Sob uma bandeira populista, o decreto passa como se fosse necessário para desconstruir a imagem da Itália como "pull factor" para migrantes e que agora, com a dificuldade de atracagem nos portos, a migração cessará. Na verdade, isso é apenas uma invenção, pois a maioria dos migrantes que entram em solo italiano não permanecem em seu território e prosseguem para países como França e Alemanha, onde conseguem encontrar mais oportunidades de trabalho.

Segundo dados da Agência para os Refugiados das Nações Unidas (ACNUR) e do jornal L’Espresso (julho/2019), nos seis primeiros meses do ano de 2019, via terra e mar, chegaram 26 mil pessoas na União Européia: 2.400 na Itália, 17 mil na Grécia e 12.500 na Espanha. Em Malta, chegaram 1048, não obstante a população da ilha seja de 450 mil pessoas e acolha mais que a Itália, que tem 60 milhões. Como as estatísticas mostram, os números desmentem a necessidade urgente de um decreto italiano que serve, sobretudo, apenas para construir no imaginário público a ideia de uma "invasão" de migrantes.

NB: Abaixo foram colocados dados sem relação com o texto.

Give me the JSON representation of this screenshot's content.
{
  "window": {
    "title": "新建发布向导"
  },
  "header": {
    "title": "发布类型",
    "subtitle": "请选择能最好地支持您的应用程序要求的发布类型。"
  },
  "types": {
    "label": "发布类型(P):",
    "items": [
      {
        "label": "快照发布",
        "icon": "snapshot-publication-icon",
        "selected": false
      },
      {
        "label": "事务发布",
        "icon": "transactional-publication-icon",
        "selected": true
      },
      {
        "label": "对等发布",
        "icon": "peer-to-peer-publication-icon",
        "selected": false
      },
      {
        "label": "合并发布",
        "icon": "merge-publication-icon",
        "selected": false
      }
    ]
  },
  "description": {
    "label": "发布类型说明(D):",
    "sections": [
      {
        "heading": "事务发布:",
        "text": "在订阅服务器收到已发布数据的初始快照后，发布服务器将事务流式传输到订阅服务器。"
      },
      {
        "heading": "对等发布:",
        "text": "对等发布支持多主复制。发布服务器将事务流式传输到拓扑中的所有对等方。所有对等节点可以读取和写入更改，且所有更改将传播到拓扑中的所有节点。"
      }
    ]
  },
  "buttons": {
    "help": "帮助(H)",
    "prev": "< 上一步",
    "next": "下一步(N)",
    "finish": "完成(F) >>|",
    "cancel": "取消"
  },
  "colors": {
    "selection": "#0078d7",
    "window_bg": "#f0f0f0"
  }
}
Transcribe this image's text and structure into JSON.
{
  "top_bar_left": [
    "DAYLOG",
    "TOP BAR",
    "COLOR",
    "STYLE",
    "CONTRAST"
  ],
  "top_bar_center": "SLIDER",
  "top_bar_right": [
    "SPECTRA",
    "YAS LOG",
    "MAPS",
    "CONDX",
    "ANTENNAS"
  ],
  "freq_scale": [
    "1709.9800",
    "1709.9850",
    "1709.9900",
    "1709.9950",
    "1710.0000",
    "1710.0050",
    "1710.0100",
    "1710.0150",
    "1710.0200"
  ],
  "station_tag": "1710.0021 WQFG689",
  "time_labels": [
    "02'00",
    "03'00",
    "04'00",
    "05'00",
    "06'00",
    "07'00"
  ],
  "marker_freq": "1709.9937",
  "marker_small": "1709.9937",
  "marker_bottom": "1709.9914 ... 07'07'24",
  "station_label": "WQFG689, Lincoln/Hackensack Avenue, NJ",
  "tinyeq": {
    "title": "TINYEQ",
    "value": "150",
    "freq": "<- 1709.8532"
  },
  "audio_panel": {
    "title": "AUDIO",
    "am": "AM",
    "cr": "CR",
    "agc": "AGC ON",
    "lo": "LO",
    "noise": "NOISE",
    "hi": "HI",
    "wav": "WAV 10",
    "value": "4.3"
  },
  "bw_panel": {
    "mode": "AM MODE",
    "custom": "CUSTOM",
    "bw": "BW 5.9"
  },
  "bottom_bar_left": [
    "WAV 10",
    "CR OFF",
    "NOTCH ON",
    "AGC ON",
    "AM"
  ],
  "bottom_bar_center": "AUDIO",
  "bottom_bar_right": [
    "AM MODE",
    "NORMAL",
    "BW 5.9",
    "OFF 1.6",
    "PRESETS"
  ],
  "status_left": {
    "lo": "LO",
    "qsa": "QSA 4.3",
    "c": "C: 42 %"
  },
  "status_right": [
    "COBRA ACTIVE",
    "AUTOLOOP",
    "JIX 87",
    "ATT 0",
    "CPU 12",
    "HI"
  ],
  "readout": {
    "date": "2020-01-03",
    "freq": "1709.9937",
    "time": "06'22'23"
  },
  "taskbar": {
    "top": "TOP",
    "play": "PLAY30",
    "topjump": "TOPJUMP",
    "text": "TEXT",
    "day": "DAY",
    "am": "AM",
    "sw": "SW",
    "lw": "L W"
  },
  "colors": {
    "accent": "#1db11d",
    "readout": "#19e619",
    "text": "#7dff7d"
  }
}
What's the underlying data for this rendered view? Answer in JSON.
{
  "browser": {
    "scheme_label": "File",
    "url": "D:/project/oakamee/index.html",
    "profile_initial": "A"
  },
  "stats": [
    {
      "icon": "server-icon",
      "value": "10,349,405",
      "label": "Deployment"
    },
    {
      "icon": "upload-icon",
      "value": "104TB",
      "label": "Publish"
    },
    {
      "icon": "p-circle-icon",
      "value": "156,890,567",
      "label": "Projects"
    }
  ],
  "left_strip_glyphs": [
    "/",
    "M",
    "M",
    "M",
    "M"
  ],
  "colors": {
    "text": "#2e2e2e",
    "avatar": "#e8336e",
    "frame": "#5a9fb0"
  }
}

Ainda de acordo com o L'espresso (julho/2019), no ano passado, uma em cada 14 pessoas que partiu da Líbia morreu na travessia do Mediterrâneo. Em 2017, morria 1 pessoa em cada 38. Isto é, houve um aumento substancial no número de mortes. Além disso, pode-se perceber que a diminuição drástica dos desembarques na Itália caminha passo a passo com o aumento exponencial da chegada em outras rotas: em 2018, as chegadas na Espanha aumentaram de 131% e as chegadas na Grécia aumentaram de 45%.

Fechar os portos italianos não significa resolver os problemas de migração sob a falsa bandeira do combate de tráfico de seres humanos ou do risco para segurança nacional, pois serve apenas para criar expectativas eleitorais populistas com um custo altíssimo em termos de vidas humanas. Como os dados indicam, os traficantes criam novas estratégias e mudam os percursos. Os migrantes são obrigados a arriscarem mais suas vidas, pois, do outro lado, as partidas não cessam, como recorda a jornalista Francesca Mannocchi.

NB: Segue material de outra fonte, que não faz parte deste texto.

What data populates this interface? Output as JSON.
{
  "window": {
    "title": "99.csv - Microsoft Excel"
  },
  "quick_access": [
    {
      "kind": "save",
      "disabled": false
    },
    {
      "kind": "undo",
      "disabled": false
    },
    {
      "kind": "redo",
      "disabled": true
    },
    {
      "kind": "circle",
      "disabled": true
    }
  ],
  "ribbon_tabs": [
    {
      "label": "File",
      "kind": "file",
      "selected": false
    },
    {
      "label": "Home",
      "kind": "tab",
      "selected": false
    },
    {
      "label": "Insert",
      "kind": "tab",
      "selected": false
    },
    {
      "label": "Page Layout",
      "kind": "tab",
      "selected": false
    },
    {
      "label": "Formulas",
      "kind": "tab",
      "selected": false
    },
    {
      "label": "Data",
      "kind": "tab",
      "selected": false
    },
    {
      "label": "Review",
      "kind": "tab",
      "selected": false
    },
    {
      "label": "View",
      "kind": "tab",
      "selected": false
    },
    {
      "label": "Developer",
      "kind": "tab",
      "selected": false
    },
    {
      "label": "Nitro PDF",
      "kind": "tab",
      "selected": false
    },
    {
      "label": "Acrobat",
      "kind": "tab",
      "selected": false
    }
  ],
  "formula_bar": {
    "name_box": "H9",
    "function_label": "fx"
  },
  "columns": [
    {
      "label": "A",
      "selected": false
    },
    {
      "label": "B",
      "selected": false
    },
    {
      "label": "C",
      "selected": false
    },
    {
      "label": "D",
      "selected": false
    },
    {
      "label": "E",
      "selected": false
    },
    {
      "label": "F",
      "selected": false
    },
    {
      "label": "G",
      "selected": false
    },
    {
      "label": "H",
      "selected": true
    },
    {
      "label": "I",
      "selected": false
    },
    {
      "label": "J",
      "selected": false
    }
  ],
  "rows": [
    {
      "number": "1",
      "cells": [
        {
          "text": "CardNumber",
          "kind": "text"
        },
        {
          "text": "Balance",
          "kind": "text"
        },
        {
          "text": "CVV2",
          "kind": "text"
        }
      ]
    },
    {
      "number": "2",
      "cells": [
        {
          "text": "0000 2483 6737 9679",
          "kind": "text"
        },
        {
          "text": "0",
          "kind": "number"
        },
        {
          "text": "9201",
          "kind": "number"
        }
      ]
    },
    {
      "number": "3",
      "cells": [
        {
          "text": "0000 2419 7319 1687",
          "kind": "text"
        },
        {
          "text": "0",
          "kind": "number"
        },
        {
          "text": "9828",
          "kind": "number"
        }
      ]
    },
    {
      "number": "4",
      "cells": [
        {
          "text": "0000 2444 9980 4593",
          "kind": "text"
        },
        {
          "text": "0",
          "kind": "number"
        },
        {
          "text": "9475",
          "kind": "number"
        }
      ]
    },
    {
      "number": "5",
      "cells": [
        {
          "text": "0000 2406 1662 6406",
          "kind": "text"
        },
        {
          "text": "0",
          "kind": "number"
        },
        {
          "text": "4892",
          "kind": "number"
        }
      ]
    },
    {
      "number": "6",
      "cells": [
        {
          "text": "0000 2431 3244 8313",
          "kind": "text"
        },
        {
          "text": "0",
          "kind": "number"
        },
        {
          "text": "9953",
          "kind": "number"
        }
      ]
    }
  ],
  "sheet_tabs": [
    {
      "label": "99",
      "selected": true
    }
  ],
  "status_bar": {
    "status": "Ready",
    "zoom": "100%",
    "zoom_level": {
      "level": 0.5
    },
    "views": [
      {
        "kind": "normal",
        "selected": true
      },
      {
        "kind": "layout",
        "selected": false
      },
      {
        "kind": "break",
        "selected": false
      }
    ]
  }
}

Se de um lado, migrantes literalmente morrem bombardeados e torturados na Líbia esperando uma evacuação humanitária que nunca chega; de outro lado, Salvini acusa ONG’s e juízes de fomentar o tráfico de pessoas e agradece, via Twitter, aos italianos e à Virgem Maria a aprovação do decreto. Não contemplando a possibilidade de parcerias e projetos multilaterais para melhorar e atenuar as condições subumanas dos que atravessam o mar, a direita segue maquiando e omitindo dados e tirando a atenção de problemas sérios como o baixo crescimento econômico da Itália e a incapacidade do governo de gerar medidas concretas e a longo prazo para amenizar isso.

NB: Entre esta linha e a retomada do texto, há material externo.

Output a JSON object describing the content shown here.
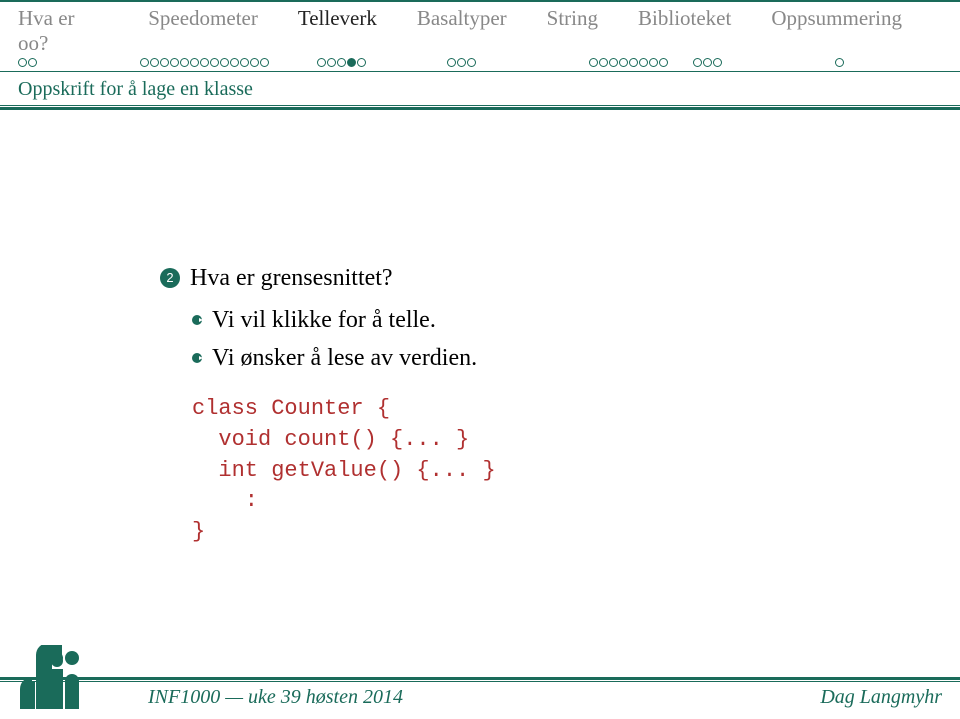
{
  "nav": {
    "items": [
      {
        "label": "Hva er oo?",
        "dots": 2,
        "active": false
      },
      {
        "label": "Speedometer",
        "dots": 13,
        "active": false
      },
      {
        "label": "Telleverk",
        "dots": 5,
        "active": true,
        "current": 3
      },
      {
        "label": "Basaltyper",
        "dots": 3,
        "active": false
      },
      {
        "label": "String",
        "dots": 8,
        "active": false
      },
      {
        "label": "Biblioteket",
        "dots": 3,
        "active": false
      },
      {
        "label": "Oppsummering",
        "dots": 1,
        "active": false
      }
    ]
  },
  "subtitle": "Oppskrift for å lage en klasse",
  "content": {
    "num": "2",
    "heading": "Hva er grensesnittet?",
    "bullets": [
      "Vi vil klikke for å telle.",
      "Vi ønsker å lese av verdien."
    ],
    "code": "class Counter {\n  void count() {... }\n  int getValue() {... }\n    :\n}"
  },
  "footer": {
    "left": "INF1000 — uke 39 høsten 2014",
    "right": "Dag Langmyhr"
  }
}
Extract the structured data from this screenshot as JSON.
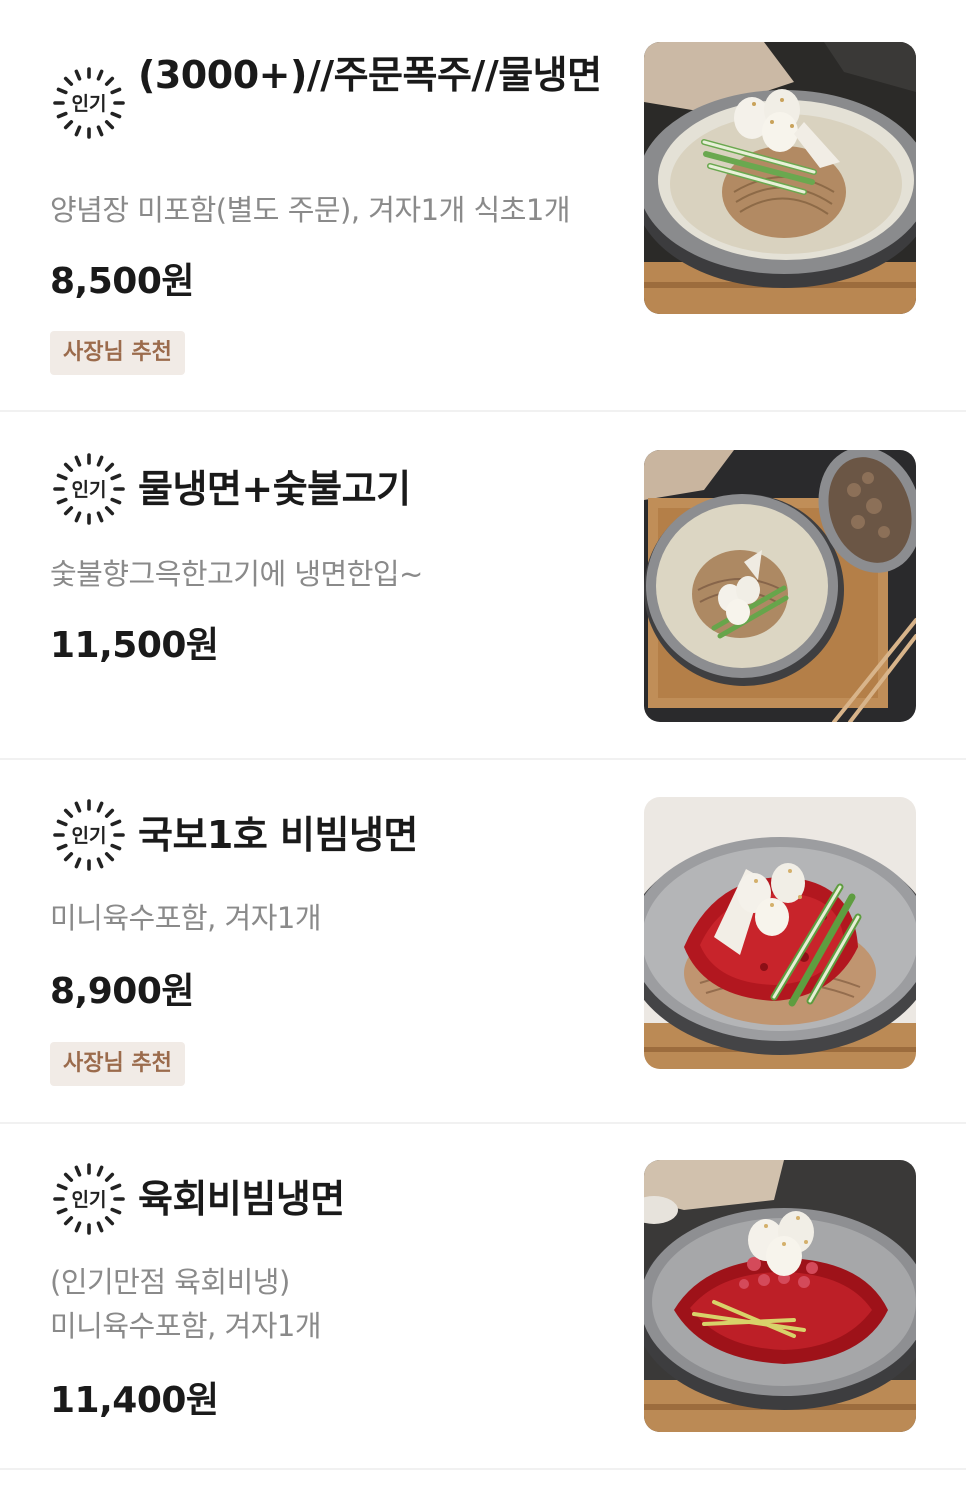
{
  "badge_label": "인기",
  "tag_label": "사장님 추천",
  "items": [
    {
      "title": "(3000+)//주문폭주//물냉면",
      "description": "양념장 미포함(별도 주문), 겨자1개 식초1개",
      "price": "8,500원",
      "has_tag": true,
      "image": "mul-naengmyeon-photo"
    },
    {
      "title": "물냉면+숯불고기",
      "description": "숯불향그윽한고기에 냉면한입~",
      "price": "11,500원",
      "has_tag": false,
      "image": "mul-naengmyeon-bulgogi-photo"
    },
    {
      "title": "국보1호 비빔냉면",
      "description": "미니육수포함, 겨자1개",
      "price": "8,900원",
      "has_tag": true,
      "image": "bibim-naengmyeon-photo"
    },
    {
      "title": "육회비빔냉면",
      "description": "(인기만점 육회비냉)\n미니육수포함, 겨자1개",
      "price": "11,400원",
      "has_tag": false,
      "image": "yukhoe-bibim-naengmyeon-photo"
    }
  ],
  "colors": {
    "tag_bg": "#f1ebe6",
    "tag_text": "#9b6b4c",
    "desc_text": "#8a8a8a",
    "divider": "#f1f1f1"
  }
}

Sobre o decreto, além da violação de todos os compromissos internacionais sobre o direito marítimo internacional e os direitos humanos, internamente se está andando em direção à destruição até do direito de oposição política. Apesar da recomendação de Ursula Von der Leyen de que, "no mar, a obrigação é salvar vida", o país faz vistas grossas ao dever, acima de tudo, de tutelar a vida e dignidade de seres humanos. A gravidade do que está acontecendo na Itália é muito séria e pode ajudar a naufragar não apenas milhares de pessoas (o que por si já é inadmissível em quaisquer circunstâncias), mas a própria democracia em todo o bloco europeu.

Marcela Magalhães de Paula é doutora em Estudos Ibéricos/ Literatura Pós-colonial pela Universidade de Bolonha, na Itália, tendo ainda estudado com Umberto Eco e com Boaventura Sousa Santos. Fez Mestrado em Literatura Brasileira, pela Universidade Federal do Ceará, e em Direitos Humanos e gestão de conflitos, pela Scuola Superiore Sant'Anna di Pisa. Fez pós-doutorado na Universidade da Integração Internacional da Lusofonia Afro-brasileira (Unilab). Ganhou diversos prêmios de literatura e de pesquisa em literatura, de governos e instituições de diversos países, como Alemanha, Itália, Egito, Brasil, França, Suiça etc. Tem textos literários publicados em várias antologias e publicou, em 2015, o livro de ensaios "De cafres e de cafajestes: fluxos e refluxos de personagens no Atlântico Sul". Co-fundou o grupo de ativistas feministas CABE, em 2018.